Timon Gehr timon.gehr at gmx.ch
Thu Apr 16 15:21:58 UTC 2020


On 16.04.20 08:09, RazvanN wrote:
> On Thursday, 16 April 2020 at 06:05:12 UTC, RazvanN wrote:
>> On Thursday, 16 April 2020 at 04:28:35 UTC, Timon Gehr wrote:
>>> On 16.04.20 05:55, RazvanN wrote:
>>>>
>>>>
>>>> Additionally, I think that
>>>>
>>>> static if(is(S == immutable T, T))
>>>>
>>>> should also not pass.
>>>>
>>>> The correct form should be
>>>>
>>>> static if(is(S == immutable))
>>>>
>>>> This way you express the fact that S is an immutably defined type 
>>>> (with a storage specifier), whereas in the first case you test if S 
>>>> is an immutably declared type (with a type constructor).
>>>
>>> So the proposal is to turn `is` into an even more convoluted mess? :)
>>>
>>> Why should it even be possible to test for `immutable` on the 
>>> declaration? That seems like an implementation detail as the only 
>>> thing it achieves is that all members are marked that way.
> 
> Oh I see your point now.
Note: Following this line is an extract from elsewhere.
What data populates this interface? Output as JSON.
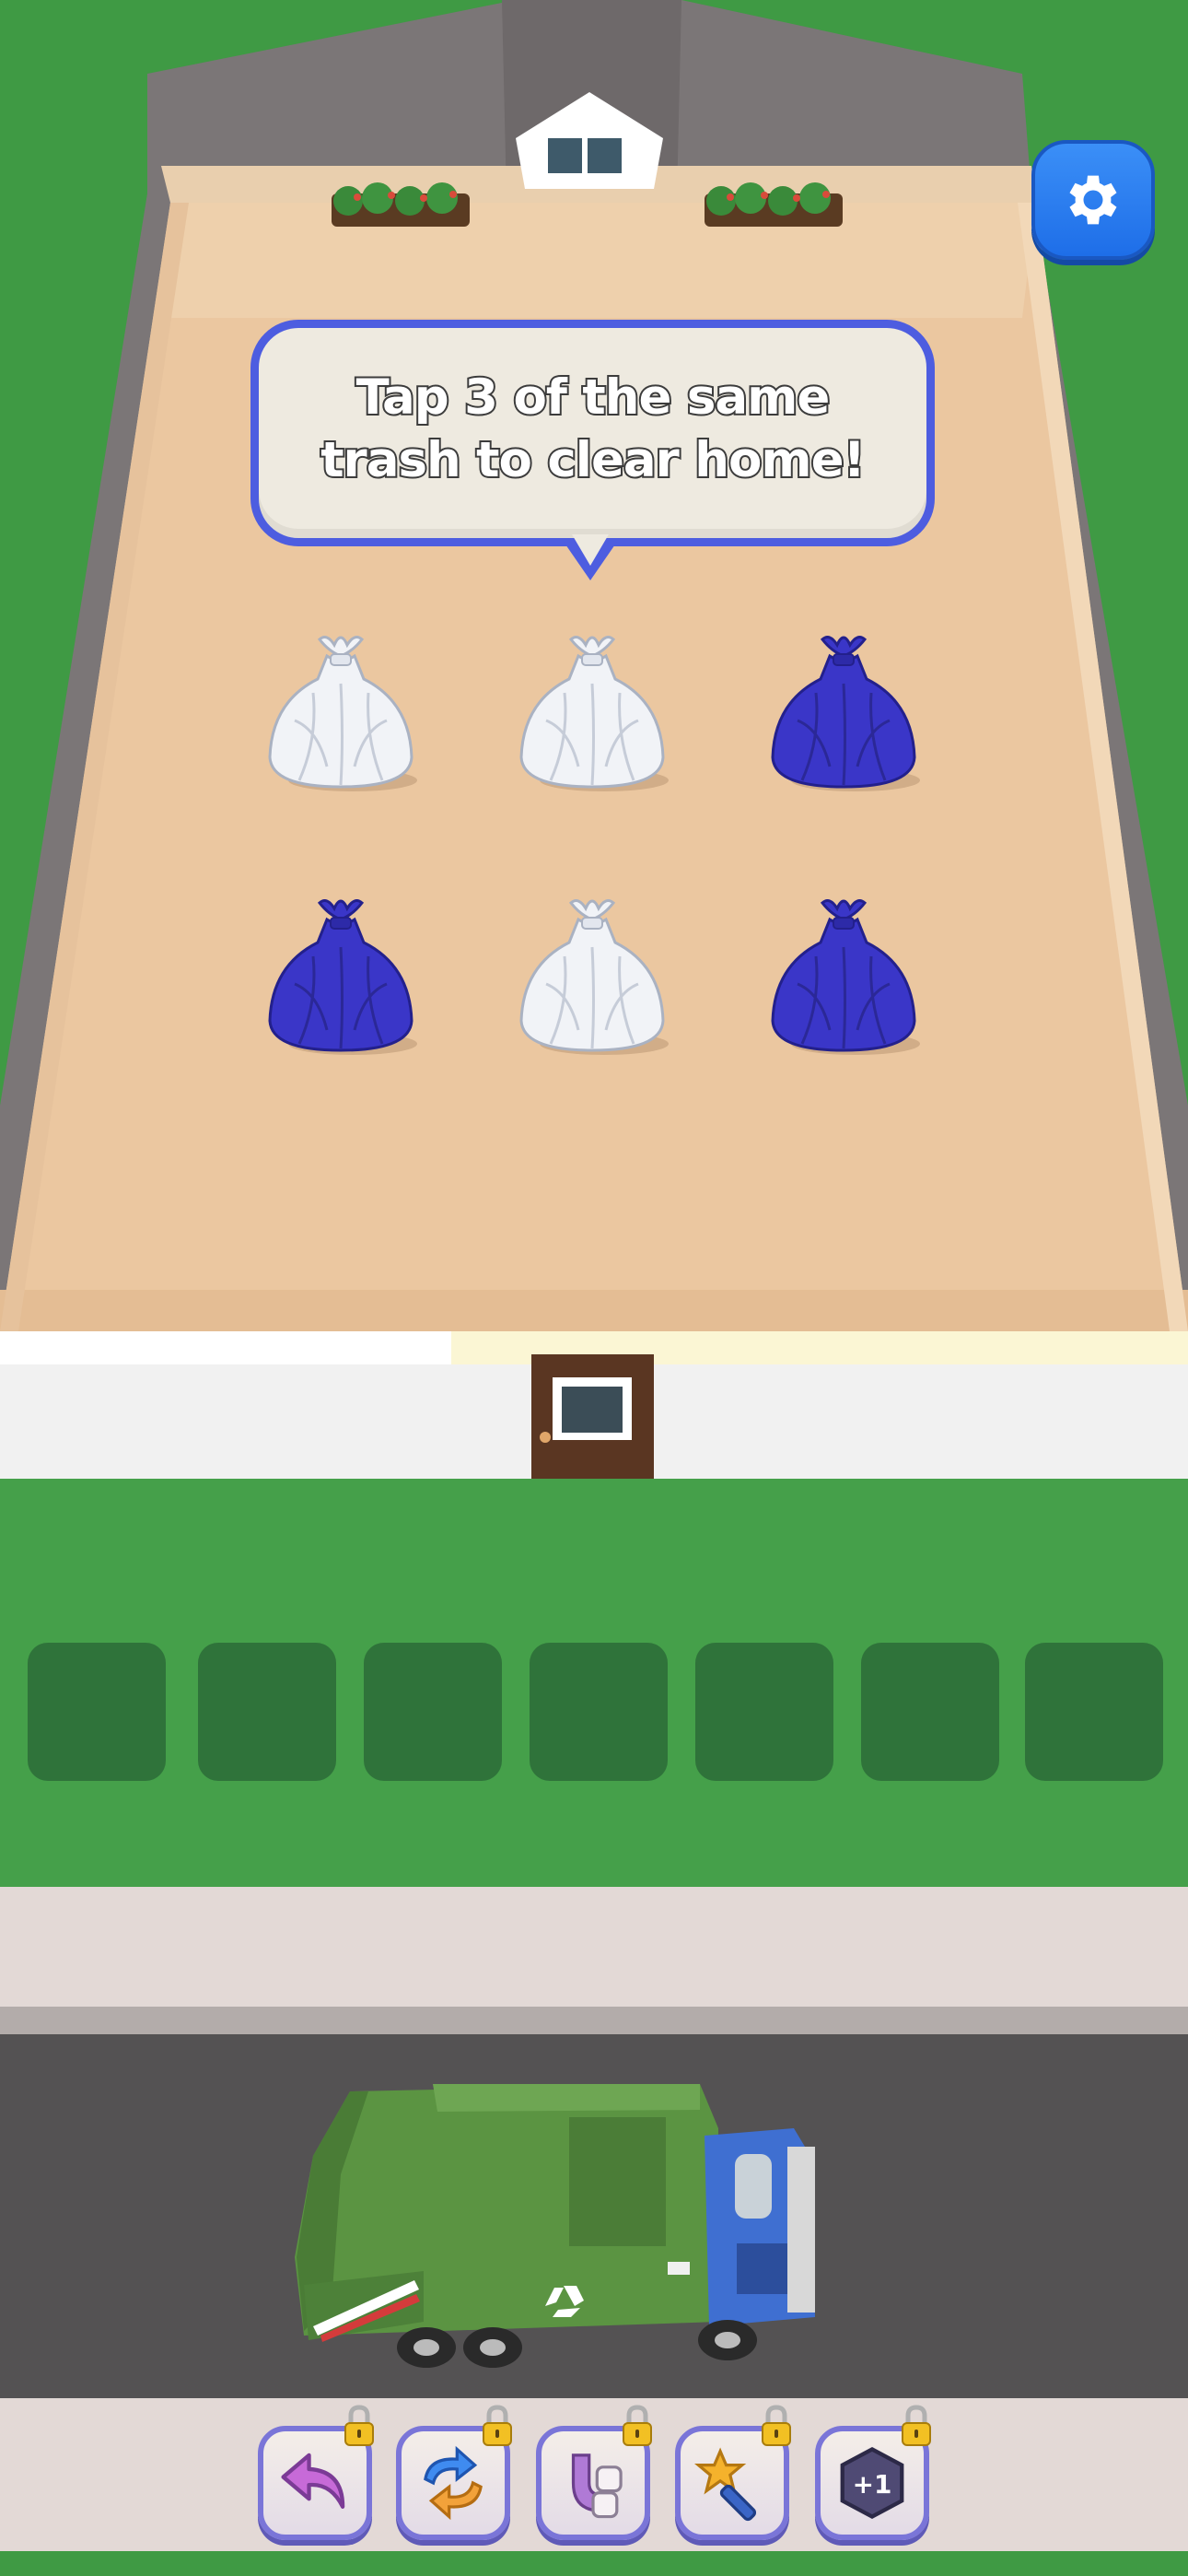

In the above example S and T are the same type 
> because `immutable immutable S` == `immutable S`. Right, but the fact 
> that an immutably defined struct cannot be stripped of it's qualifier 
> brings some complications here.
> 
> Anyway, the fact that T is not equal to S is definitely a bug in this 
> situation.

My point was rather that I don't see any reason why the following two 
declarations should be treated differently:

immutable struct S{ int x; }
struct S{ immutable int x; }

I think those should be equivalent declarations.

Also, I think `is(S==immutable(T),T)` and `is(S==immutable)` should 
behave the same except that the first one also declares `T`.